When I was in seminary I read a book by Rudolph Otto who had made a study of the religious experience. He stated that there were two basic elements to the religious experience: there was a powerful experience of mystery and wonder; and there was a deep feeling of fear, apprehension and anxiousness. One of the early American preacher once said “it is a fearful thing to fall into the hands of a living God.”  Annie Dillard spoke of the silliness of humans playing at worship because it was such a mysterious and dangerous activity.

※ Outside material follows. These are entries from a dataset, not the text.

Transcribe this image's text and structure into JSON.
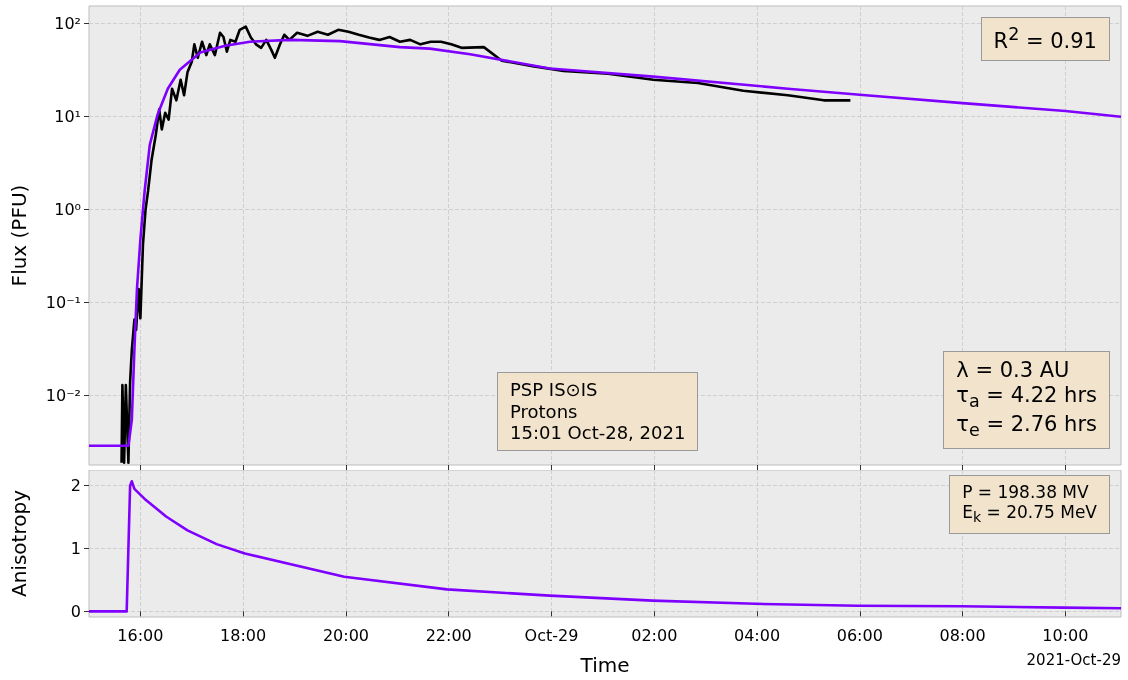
{
  "chart_data": [
    {
      "type": "line",
      "ylabel": "Flux (PFU)",
      "log": true,
      "grid": true,
      "tick_labels": "y",
      "xlim": [
        "2021-10-28T15:00",
        "2021-10-29T11:05"
      ],
      "xticks": [
        {
          "value": "2021-10-28T16:00",
          "label": null
        },
        {
          "value": "2021-10-28T18:00",
          "label": null
        },
        {
          "value": "2021-10-28T20:00",
          "label": null
        },
        {
          "value": "2021-10-28T22:00",
          "label": null
        },
        {
          "value": "2021-10-29T00:00",
          "label": null
        },
        {
          "value": "2021-10-29T02:00",
          "label": null
        },
        {
          "value": "2021-10-29T04:00",
          "label": null
        },
        {
          "value": "2021-10-29T06:00",
          "label": null
        },
        {
          "value": "2021-10-29T08:00",
          "label": null
        },
        {
          "value": "2021-10-29T10:00",
          "label": null
        }
      ],
      "ylim": [
        0.0018,
        155
      ],
      "yticks": [
        {
          "value": 0.01,
          "label": "10⁻²"
        },
        {
          "value": 0.1,
          "label": "10⁻¹"
        },
        {
          "value": 1,
          "label": "10⁰"
        },
        {
          "value": 10,
          "label": "10¹"
        },
        {
          "value": 100,
          "label": "10²"
        }
      ],
      "series": [
        {
          "color": "#000000",
          "x": [
            "2021-10-28T15:38",
            "2021-10-28T15:39",
            "2021-10-28T15:41",
            "2021-10-28T15:43",
            "2021-10-28T15:46",
            "2021-10-28T15:48",
            "2021-10-28T15:50",
            "2021-10-28T15:53",
            "2021-10-28T15:55",
            "2021-10-28T15:58",
            "2021-10-28T16:00",
            "2021-10-28T16:03",
            "2021-10-28T16:06",
            "2021-10-28T16:09",
            "2021-10-28T16:13",
            "2021-10-28T16:18",
            "2021-10-28T16:22",
            "2021-10-28T16:25",
            "2021-10-28T16:29",
            "2021-10-28T16:33",
            "2021-10-28T16:37",
            "2021-10-28T16:42",
            "2021-10-28T16:47",
            "2021-10-28T16:51",
            "2021-10-28T16:55",
            "2021-10-28T17:00",
            "2021-10-28T17:03",
            "2021-10-28T17:07",
            "2021-10-28T17:12",
            "2021-10-28T17:17",
            "2021-10-28T17:21",
            "2021-10-28T17:27",
            "2021-10-28T17:33",
            "2021-10-28T17:37",
            "2021-10-28T17:41",
            "2021-10-28T17:45",
            "2021-10-28T17:51",
            "2021-10-28T17:56",
            "2021-10-28T18:03",
            "2021-10-28T18:09",
            "2021-10-28T18:15",
            "2021-10-28T18:21",
            "2021-10-28T18:27",
            "2021-10-28T18:33",
            "2021-10-28T18:37",
            "2021-10-28T18:43",
            "2021-10-28T18:48",
            "2021-10-28T18:54",
            "2021-10-28T19:03",
            "2021-10-28T19:15",
            "2021-10-28T19:27",
            "2021-10-28T19:39",
            "2021-10-28T19:51",
            "2021-10-28T20:03",
            "2021-10-28T20:15",
            "2021-10-28T20:27",
            "2021-10-28T20:39",
            "2021-10-28T20:51",
            "2021-10-28T21:03",
            "2021-10-28T21:15",
            "2021-10-28T21:27",
            "2021-10-28T21:39",
            "2021-10-28T21:51",
            "2021-10-28T22:03",
            "2021-10-28T22:15",
            "2021-10-28T22:41",
            "2021-10-28T23:02",
            "2021-10-28T23:38",
            "2021-10-29T00:14",
            "2021-10-29T01:06",
            "2021-10-29T01:59",
            "2021-10-29T02:51",
            "2021-10-29T03:44",
            "2021-10-29T04:36",
            "2021-10-29T05:18",
            "2021-10-29T05:49"
          ],
          "values": [
            0.0019,
            0.013,
            0.0019,
            0.013,
            0.0019,
            0.014,
            0.031,
            0.066,
            0.051,
            0.14,
            0.068,
            0.42,
            1.0,
            1.6,
            3.4,
            6.4,
            12,
            7.3,
            11,
            9.3,
            20,
            15,
            25,
            17,
            30,
            39,
            60,
            43,
            64,
            46,
            60,
            46,
            80,
            72,
            50,
            67,
            64,
            86,
            93,
            71,
            60,
            55,
            67,
            52,
            43,
            60,
            76,
            67,
            80,
            74,
            82,
            76,
            86,
            82,
            76,
            71,
            67,
            72,
            64,
            67,
            60,
            64,
            64,
            60,
            55,
            56,
            40,
            35,
            31,
            29,
            25,
            23,
            19,
            17,
            15,
            15
          ]
        },
        {
          "color": "#7f00ff",
          "x": [
            "2021-10-28T15:00",
            "2021-10-28T15:46",
            "2021-10-28T15:50",
            "2021-10-28T15:53",
            "2021-10-28T15:56",
            "2021-10-28T16:00",
            "2021-10-28T16:05",
            "2021-10-28T16:11",
            "2021-10-28T16:20",
            "2021-10-28T16:32",
            "2021-10-28T16:46",
            "2021-10-28T17:10",
            "2021-10-28T17:39",
            "2021-10-28T18:08",
            "2021-10-28T18:55",
            "2021-10-28T19:53",
            "2021-10-28T21:03",
            "2021-10-28T21:38",
            "2021-10-28T22:25",
            "2021-10-28T23:58",
            "2021-10-29T01:59",
            "2021-10-29T04:36",
            "2021-10-29T06:07",
            "2021-10-29T08:00",
            "2021-10-29T10:00",
            "2021-10-29T11:05"
          ],
          "values": [
            0.0029,
            0.0029,
            0.0055,
            0.031,
            0.14,
            0.48,
            1.6,
            5.0,
            10.5,
            20,
            32,
            49,
            58,
            64,
            67,
            65,
            56,
            54,
            47,
            33,
            27,
            20,
            17,
            14,
            11.5,
            10
          ]
        }
      ],
      "annotations": [
        "R$^{2}$ = 0.91",
        "PSP IS⊙IS\nProtons\n15:01 Oct-28, 2021",
        "λ = 0.3 AU\nτ$_{a}$ = 4.22 hrs\nτ$_{e}$ = 2.76 hrs"
      ]
    },
    {
      "type": "line",
      "xlabel": "Time",
      "ylabel": "Anisotropy",
      "grid": true,
      "xlim": [
        "2021-10-28T15:00",
        "2021-10-29T11:05"
      ],
      "xticks": [
        {
          "value": "2021-10-28T16:00",
          "label": "16:00"
        },
        {
          "value": "2021-10-28T18:00",
          "label": "18:00"
        },
        {
          "value": "2021-10-28T20:00",
          "label": "20:00"
        },
        {
          "value": "2021-10-28T22:00",
          "label": "22:00"
        },
        {
          "value": "2021-10-29T00:00",
          "label": "Oct-29"
        },
        {
          "value": "2021-10-29T02:00",
          "label": "02:00"
        },
        {
          "value": "2021-10-29T04:00",
          "label": "04:00"
        },
        {
          "value": "2021-10-29T06:00",
          "label": "06:00"
        },
        {
          "value": "2021-10-29T08:00",
          "label": "08:00"
        },
        {
          "value": "2021-10-29T10:00",
          "label": "10:00"
        }
      ],
      "ylim": [
        -0.09,
        2.25
      ],
      "yticks": [
        0,
        1,
        2
      ],
      "series": [
        {
          "color": "#7f00ff",
          "x": [
            "2021-10-28T15:00",
            "2021-10-28T15:44",
            "2021-10-28T15:46",
            "2021-10-28T15:48",
            "2021-10-28T15:50",
            "2021-10-28T15:53",
            "2021-10-28T16:05",
            "2021-10-28T16:30",
            "2021-10-28T16:55",
            "2021-10-28T17:29",
            "2021-10-28T18:02",
            "2021-10-28T19:58",
            "2021-10-28T21:58",
            "2021-10-28T23:58",
            "2021-10-29T01:58",
            "2021-10-29T03:58",
            "2021-10-29T05:58",
            "2021-10-29T07:58",
            "2021-10-29T09:58",
            "2021-10-29T11:05"
          ],
          "values": [
            0,
            0,
            1.0,
            2.0,
            2.07,
            1.95,
            1.79,
            1.51,
            1.29,
            1.07,
            0.92,
            0.55,
            0.35,
            0.25,
            0.17,
            0.12,
            0.09,
            0.08,
            0.06,
            0.05
          ]
        }
      ],
      "annotations": [
        "P = 198.38 MV\nE$_{k}$ = 20.75 MeV",
        "2021-Oct-29"
      ]
    }
  ]
}
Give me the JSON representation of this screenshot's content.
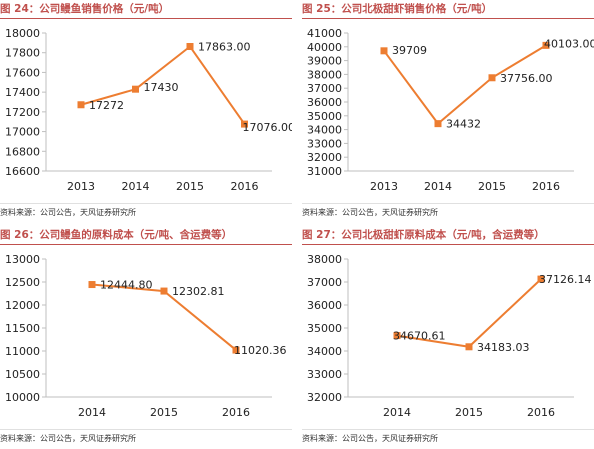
{
  "panels": [
    {
      "title": "图 24：公司鳗鱼销售价格（元/吨）",
      "source": "资料来源：公司公告，天风证券研究所"
    },
    {
      "title": "图 25：公司北极甜虾销售价格（元/吨）",
      "source": "资料来源：公司公告，天风证券研究所"
    },
    {
      "title": "图 26：公司鳗鱼的原料成本（元/吨、含运费等）",
      "source": "资料来源：公司公告，天风证券研究所"
    },
    {
      "title": "图 27：公司北极甜虾原料成本（元/吨，含运费等）",
      "source": "资料来源：公司公告，天风证券研究所"
    }
  ],
  "colors": {
    "line": "#ed7d31",
    "marker": "#ed7d31",
    "axis": "#bfbfbf",
    "title": "#c0504d"
  },
  "chart_data": [
    {
      "type": "line",
      "title": "图 24：公司鳗鱼销售价格（元/吨）",
      "categories": [
        "2013",
        "2014",
        "2015",
        "2016"
      ],
      "series": [
        {
          "values": [
            17272,
            17430,
            17863,
            17076
          ]
        }
      ],
      "data_labels": [
        "17272",
        "17430",
        "17863.00",
        "17076.00"
      ],
      "ylim": [
        16600,
        18000
      ],
      "yticks": [
        16600,
        16800,
        17000,
        17200,
        17400,
        17600,
        17800,
        18000
      ],
      "grid": false
    },
    {
      "type": "line",
      "title": "图 25：公司北极甜虾销售价格（元/吨）",
      "categories": [
        "2013",
        "2014",
        "2015",
        "2016"
      ],
      "series": [
        {
          "values": [
            39709,
            34432,
            37756,
            40103
          ]
        }
      ],
      "data_labels": [
        "39709",
        "34432",
        "37756.00",
        "40103.00"
      ],
      "ylim": [
        31000,
        41000
      ],
      "yticks": [
        31000,
        32000,
        33000,
        34000,
        35000,
        36000,
        37000,
        38000,
        39000,
        40000,
        41000
      ],
      "grid": false
    },
    {
      "type": "line",
      "title": "图 26：公司鳗鱼的原料成本（元/吨、含运费等）",
      "categories": [
        "2014",
        "2015",
        "2016"
      ],
      "series": [
        {
          "values": [
            12444.8,
            12302.81,
            11020.36
          ]
        }
      ],
      "data_labels": [
        "12444.80",
        "12302.81",
        "11020.36"
      ],
      "ylim": [
        10000,
        13000
      ],
      "yticks": [
        10000,
        10500,
        11000,
        11500,
        12000,
        12500,
        13000
      ],
      "grid": false
    },
    {
      "type": "line",
      "title": "图 27：公司北极甜虾原料成本（元/吨，含运费等）",
      "categories": [
        "2014",
        "2015",
        "2016"
      ],
      "series": [
        {
          "values": [
            34670.61,
            34183.03,
            37126.14
          ]
        }
      ],
      "data_labels": [
        "34670.61",
        "34183.03",
        "37126.14"
      ],
      "ylim": [
        32000,
        38000
      ],
      "yticks": [
        32000,
        33000,
        34000,
        35000,
        36000,
        37000,
        38000
      ],
      "grid": false
    }
  ]
}
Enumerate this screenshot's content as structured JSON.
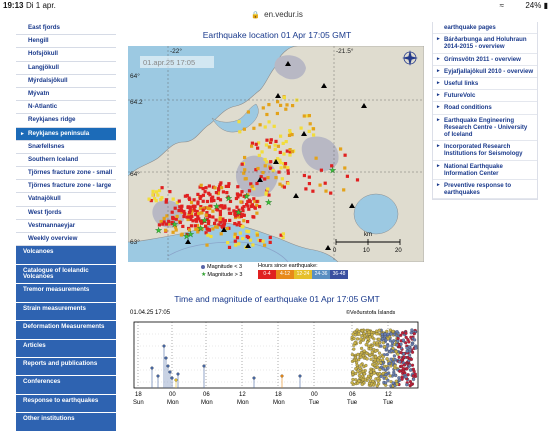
{
  "status_bar": {
    "time": "19:13",
    "date": "Di 1 apr.",
    "battery": "24%"
  },
  "url": "en.vedur.is",
  "sidebar": {
    "sub_items": [
      {
        "label": "East fjords",
        "active": false
      },
      {
        "label": "Hengill",
        "active": false
      },
      {
        "label": "Hofsjökull",
        "active": false
      },
      {
        "label": "Langjökull",
        "active": false
      },
      {
        "label": "Mýrdalsjökull",
        "active": false
      },
      {
        "label": "Mývatn",
        "active": false
      },
      {
        "label": "N-Atlantic",
        "active": false
      },
      {
        "label": "Reykjanes ridge",
        "active": false
      },
      {
        "label": "Reykjanes peninsula",
        "active": true
      },
      {
        "label": "Snæfellsnes",
        "active": false
      },
      {
        "label": "Southern Iceland",
        "active": false
      },
      {
        "label": "Tjörnes fracture zone - small",
        "active": false
      },
      {
        "label": "Tjörnes fracture zone - large",
        "active": false
      },
      {
        "label": "Vatnajökull",
        "active": false
      },
      {
        "label": "West fjords",
        "active": false
      },
      {
        "label": "Vestmannaeyjar",
        "active": false
      },
      {
        "label": "Weekly overview",
        "active": false
      }
    ],
    "main_items": [
      "Volcanoes",
      "Catalogue of Icelandic Volcanoes",
      "Tremor measurements",
      "Strain measurements",
      "Deformation Measurements",
      "Articles",
      "Reports and publications",
      "Conferences",
      "Response to earthquakes",
      "Other institutions"
    ]
  },
  "map": {
    "title": "Earthquake location   01 Apr 17:05 GMT",
    "timestamp": "01.apr.25  17:05",
    "lat_labels": [
      "64°",
      "64.2",
      "64°"
    ],
    "top_labels": [
      "-22°",
      "-21.5°"
    ],
    "bottom_labels": [
      "63°"
    ],
    "scale_unit": "km",
    "scale_ticks": [
      "0",
      "10",
      "20"
    ],
    "colors": {
      "sea": "#9cc9e2",
      "land": "#dfdccf",
      "lava": "#b8b8c4",
      "recent": "#e02020",
      "mid": "#e3a21a",
      "old": "#f2dd3a",
      "star": "#3cc43c"
    }
  },
  "legend": {
    "small_label": "Magnitude < 3",
    "large_label": "Magnitude > 3",
    "hours_title": "Hours since earthquake:",
    "bins": [
      {
        "label": "0-4",
        "color": "#e02020"
      },
      {
        "label": "4-12",
        "color": "#e88a1a"
      },
      {
        "label": "12-24",
        "color": "#e6c02a"
      },
      {
        "label": "24-36",
        "color": "#5a8fc2"
      },
      {
        "label": "36-48",
        "color": "#3a4fa0"
      }
    ]
  },
  "plot": {
    "title": "Time and magnitude of earthquake   01 Apr 17:05 GMT",
    "timestamp": "01.04.25 17:05",
    "credit": "©Veðurstofa Íslands",
    "hour_labels": [
      "18",
      "00",
      "06",
      "12",
      "18",
      "00",
      "06",
      "12"
    ],
    "day_labels": [
      "Sun",
      "Mon",
      "Mon",
      "Mon",
      "Mon",
      "Tue",
      "Tue",
      "Tue"
    ]
  },
  "rightcol": {
    "items": [
      {
        "label": "earthquake pages",
        "arrow": false
      },
      {
        "label": "Bárðarbunga and Holuhraun 2014-2015 - overview",
        "arrow": true
      },
      {
        "label": "Grímsvötn 2011 - overview",
        "arrow": true
      },
      {
        "label": "Eyjafjallajökull 2010 - overview",
        "arrow": true
      },
      {
        "label": "Useful links",
        "arrow": true
      },
      {
        "label": "FutureVolc",
        "arrow": true
      },
      {
        "label": "Road conditions",
        "arrow": true
      },
      {
        "label": "Earthquake Engineering Research Centre - University of Iceland",
        "arrow": true
      },
      {
        "label": "Incorporated Research Institutions for Seismology",
        "arrow": true
      },
      {
        "label": "National Earthquake Information Center",
        "arrow": true
      },
      {
        "label": "Preventive response to earthquakes",
        "arrow": true
      }
    ]
  }
}
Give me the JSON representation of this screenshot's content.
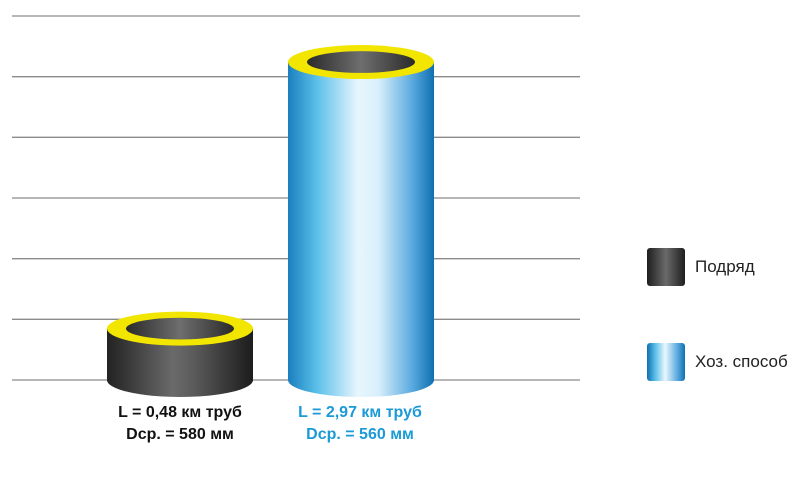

The places I go lack both of those aspects. The worship services I go to, even the ones where I am scheduled to preach at, lack both of these aspects. The whole direction of most of the worship services is informality.  There is a prelude music, which might set some ground work for mystery and wonder, but that is destroyed immediately by some one who gets up and makes announcements.   These announcements are usually printed in the bulletin so they should not have to be read or given at the first of the service. The feeling that most of these churches want to convey is one of friendship, family, comfort, and happiness.  The idea that one might come to encounter the holy and be scared to death like Isaiah is foreign to most of them. The worship services are not much different from the civic clubs that hold weekly meetings.

I mentioned that to one person and they responded in agreement about the announcements, the singing, but claimed that you did not hear the Word of God preached or the sacraments observed (thanks, Calvin).  My response is that most of the preaching sounds like civic club programs as well. Case in point:  two sermons in the June 26, 2015 Christian Century by a highly respected professor of preaching had as topics: one was “interruptions in your life” and the second was “failures in your life.”  You would have both but they both might be good for you.  Not much mystery or fear in those messages. 

The greatest sadness for me is that most of these churches are not even trying to encounter a living, mysterious, awesome, holy love that could frighten their comfortable, predictable little world.  The Kingdom of God is a vision of God that is in direct conflict with the kingdoms of this world.  Pope Francis is correct. His vision of the way towards being the Kingdom of God is in direct conflict with the kingdoms of this world. But he is staying faithful to the vision of the Kingdom. He is exciting.

It would be my observation that most of the Christian worship I experience is trying to enable us to be at home and comfortable in the kingdoms of this world.  There is no awesome, scary, wonderful alternative vision of the Kingdom of God being shared.